Converting mass in grams into moles using molar mass as

$1.00\times {10}^3 g C_5{H}_{12}\times \frac{1 mol}{72.1498 g}=13.86 mol C_5{H}_{12}$

Heat released for $1$ mole of $C_5{H}_{12}$ is $3535 kJ/mol$.

Therefore, calculating heat released for $13.86 mol C_5{H}_{12}$ as

$\mathrm{ }13.86 mol C_5{H}_{12}\times \frac{3535 kJ}{mol}=48995.1 kJ=4.90\times {10}^{4}kJ$

Thus, $4.90 \times {10}^4 kJ$ of heat should be released when $1 kg$ of $C_5{H}_{12}$ is combusted.

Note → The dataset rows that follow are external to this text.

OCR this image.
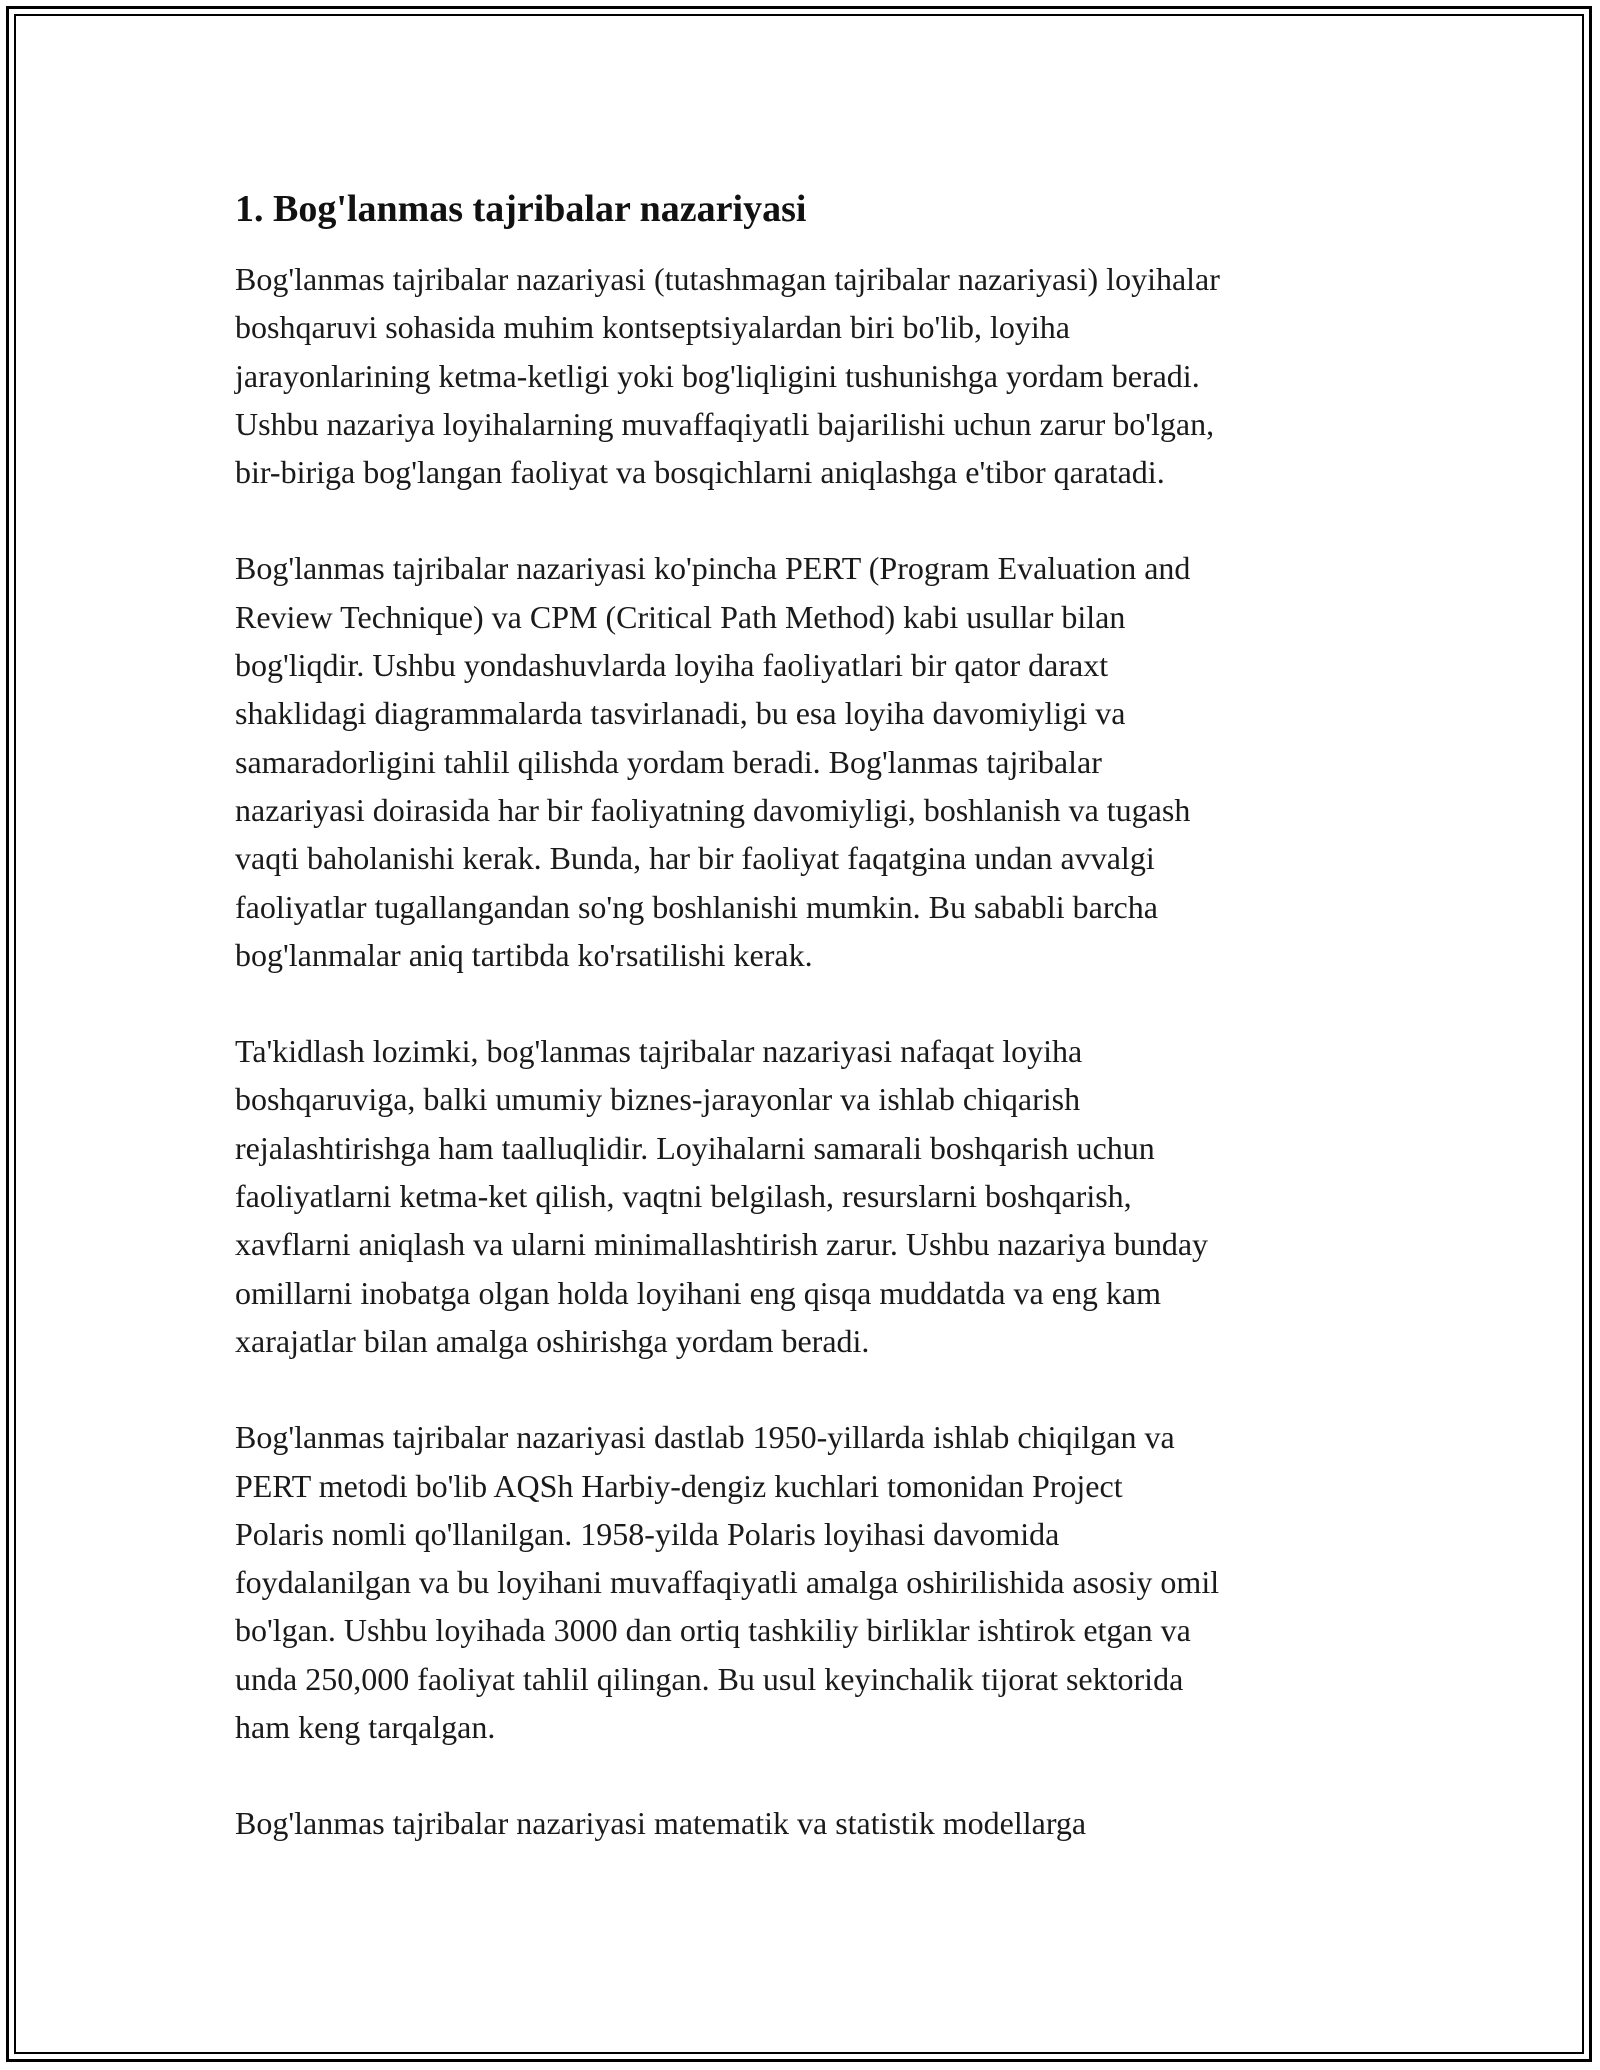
1. Bog'lanmas tajribalar nazariyasi

Bog'lanmas tajribalar nazariyasi (tutashmagan tajribalar nazariyasi) loyihalar
boshqaruvi sohasida muhim kontseptsiyalardan biri bo'lib, loyiha
jarayonlarining ketma-ketligi yoki bog'liqligini tushunishga yordam beradi.
Ushbu nazariya loyihalarning muvaffaqiyatli bajarilishi uchun zarur bo'lgan,
bir-biriga bog'langan faoliyat va bosqichlarni aniqlashga e'tibor qaratadi.

Bog'lanmas tajribalar nazariyasi ko'pincha PERT (Program Evaluation and
Review Technique) va CPM (Critical Path Method) kabi usullar bilan
bog'liqdir. Ushbu yondashuvlarda loyiha faoliyatlari bir qator daraxt
shaklidagi diagrammalarda tasvirlanadi, bu esa loyiha davomiyligi va
samaradorligini tahlil qilishda yordam beradi. Bog'lanmas tajribalar
nazariyasi doirasida har bir faoliyatning davomiyligi, boshlanish va tugash
vaqti baholanishi kerak. Bunda, har bir faoliyat faqatgina undan avvalgi
faoliyatlar tugallangandan so'ng boshlanishi mumkin. Bu sababli barcha
bog'lanmalar aniq tartibda ko'rsatilishi kerak.

Ta'kidlash lozimki, bog'lanmas tajribalar nazariyasi nafaqat loyiha
boshqaruviga, balki umumiy biznes-jarayonlar va ishlab chiqarish
rejalashtirishga ham taalluqlidir. Loyihalarni samarali boshqarish uchun
faoliyatlarni ketma-ket qilish, vaqtni belgilash, resurslarni boshqarish,
xavflarni aniqlash va ularni minimallashtirish zarur. Ushbu nazariya bunday
omillarni inobatga olgan holda loyihani eng qisqa muddatda va eng kam
xarajatlar bilan amalga oshirishga yordam beradi.

Bog'lanmas tajribalar nazariyasi dastlab 1950-yillarda ishlab chiqilgan va
PERT metodi bo'lib AQSh Harbiy-dengiz kuchlari tomonidan Project
Polaris nomli qo'llanilgan. 1958-yilda Polaris loyihasi davomida
foydalanilgan va bu loyihani muvaffaqiyatli amalga oshirilishida asosiy omil
bo'lgan. Ushbu loyihada 3000 dan ortiq tashkiliy birliklar ishtirok etgan va
unda 250,000 faoliyat tahlil qilingan. Bu usul keyinchalik tijorat sektorida
ham keng tarqalgan.

Bog'lanmas tajribalar nazariyasi matematik va statistik modellarga
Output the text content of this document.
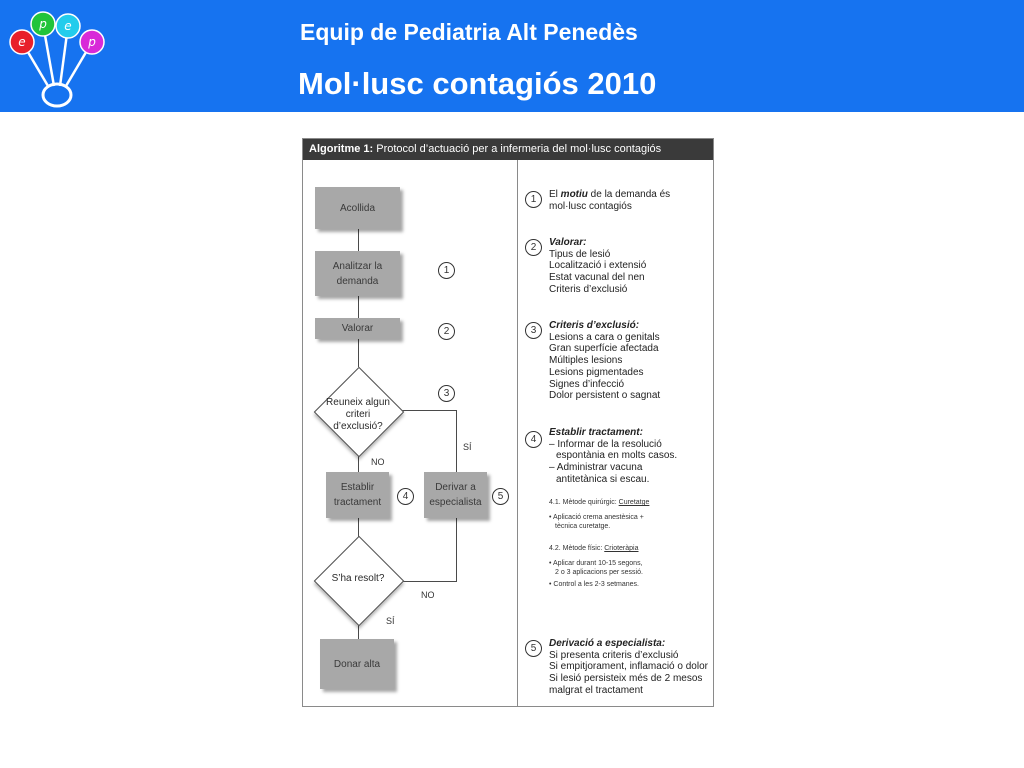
e
p e
p	Equip de Pediatria Alt Penedès
Mol·lusc contagiós 2010
Algoritme 1: Protocol d’actuació per a infermeria del mol·lusc contagiós
Acollida
Analitzar la demanda
Valorar
Establir tractament
Derivar a especialista
Donar alta
Reuneix algun criteri d’exclusió?
S’ha resolt?
NO
SÍ
NO
SÍ
1
2
3
4	5
1
2
3
4
5
El motiu de la demanda és
mol·lusc contagiós
Valorar:
Tipus de lesió
Localització i extensió
Estat vacunal del nen
Criteris d’exclusió
Criteris d’exclusió:
Lesions a cara o genitals
Gran superfície afectada
Múltiples lesions
Lesions pigmentades
Signes d’infecció
Dolor persistent o sagnat
Establir tractament:
– Informar de la resolució
espontània en molts casos.
– Administrar vacuna
antitetànica si escau.
4.1. Mètode quirúrgic: Curetatge
• Aplicació crema anestèsica +
tècnica curetatge.
4.2. Mètode físic: Crioteràpia
• Aplicar durant 10-15 segons,
2 o 3 aplicacions per sessió.
• Control a les 2-3 setmanes.
Derivació a especialista:
Si presenta criteris d’exclusió
Si empitjorament, inflamació o dolor
Si lesió persisteix més de 2 mesos
malgrat el tractament
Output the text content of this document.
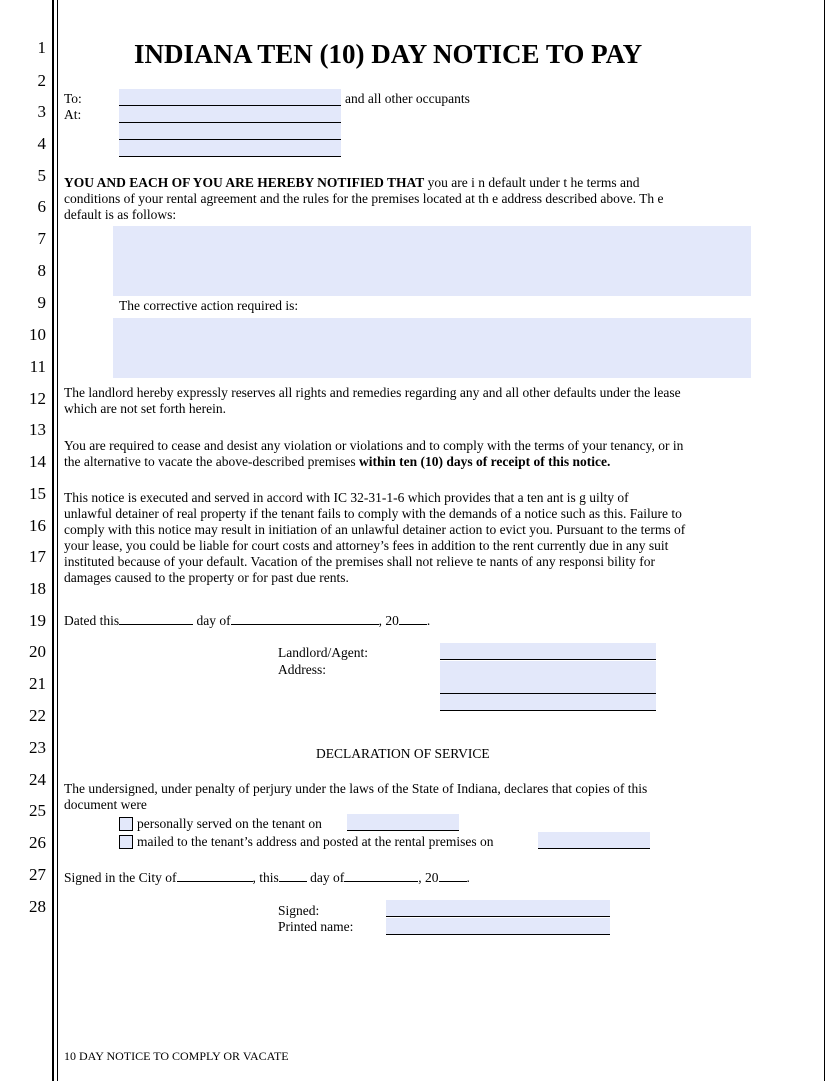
1
2
3
4
5
6
7
8
9
10
11
12
13
14
15
16
17
18
19
20
21
22
23
24
25
26
27
28
INDIANA TEN (10) DAY NOTICE TO PAY
To:
At:
and all other occupants
YOU AND EACH OF YOU ARE HEREBY NOTIFIED THAT you are i n default under t he terms and
conditions of your rental agreement and the rules for the premises located at th e address described above. Th e
default is as follows:
The corrective action required is:
The landlord hereby expressly reserves all rights and remedies regarding any and all other defaults under the lease
which are not set forth herein.
You are required to cease and desist any violation or violations and to comply with the terms of your tenancy, or in
the alternative to vacate the above-described premises within ten (10) days of receipt of this notice.
This notice is executed and served in accord with IC 32-31-1-6 which provides that a ten ant is g uilty of
unlawful detainer of real property if the tenant fails to comply with the demands of a notice such as this. Failure to
comply with this notice may result in initiation of an unlawful detainer action to evict you. Pursuant to the terms of
your lease, you could be liable for court costs and attorney’s fees in addition to the rent currently due in any suit
instituted because of your default. Vacation of the premises shall not relieve te nants of any responsi bility for
damages caused to the property or for past due rents.
Dated this	day of	, 20 .
Landlord/Agent:
Address:
DECLARATION OF SERVICE
The undersigned, under penalty of perjury under the laws of the State of Indiana, declares that copies of this
document were
personally served on the tenant on
mailed to the tenant’s address and posted at the rental premises on
Signed in the City of	, this day of	, 20 .
Signed:
Printed name:
10 DAY NOTICE TO COMPLY OR VACATE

c) Calculating the amount of $C_5{H}_{12}$ that must be burned to heat $1.00 kg$ of water from $20.0^{o}C$ to $90.0^o C$

We need to find here first the heat required to heat water, which can be calculated as

$1.00 kg \times \frac{1000 g}{1 kg}=1.00\times {10}^3 g water$

Therefore, energy required to increase the temperature of water from $20.0^{o}C$ to $90.0^o C$  is

$q_{water}=m_{water}\times c_p\times ∆T$

$q_{water}=1.00\times {10}^3 g \times 4.18J/\left(g{.}^{o}C\right)\times ( 90.0^o C-20.0^{o}C)$

$q_{water}=292600 J =292.6 kJ$

Here we assume that all the heat, which is required to heat water is coming from the combustion of $C_5{H}_{12}$. From the given enthalpy of combustion for $C_5{H}_{12,}$ we can find moles of $C_5{H}_{12}$ that must be used to release $292.6 kJ$ of heat as

$292.6 kJ\times \frac{1 mol }{3535 kJ}=0.08277 mol C_5{H}_{12}$

Converting moles of $C_5{H}_{12}$ to mass using molar mass:

$0.08277 mol C_5{H}_{12}\times \frac{72.1498 g}{1 mol}=5.97 g C_5{H}_{12}$

Therefore, $5.97 g C_5{H}_{12}$ must be burned to heat $1.00 kg$ of water from $20.0^{o}C$ to $90.0^o C$.

Conclusion:

All the heat lost by a combustion reaction is gained by water, assuming the conservation of energy.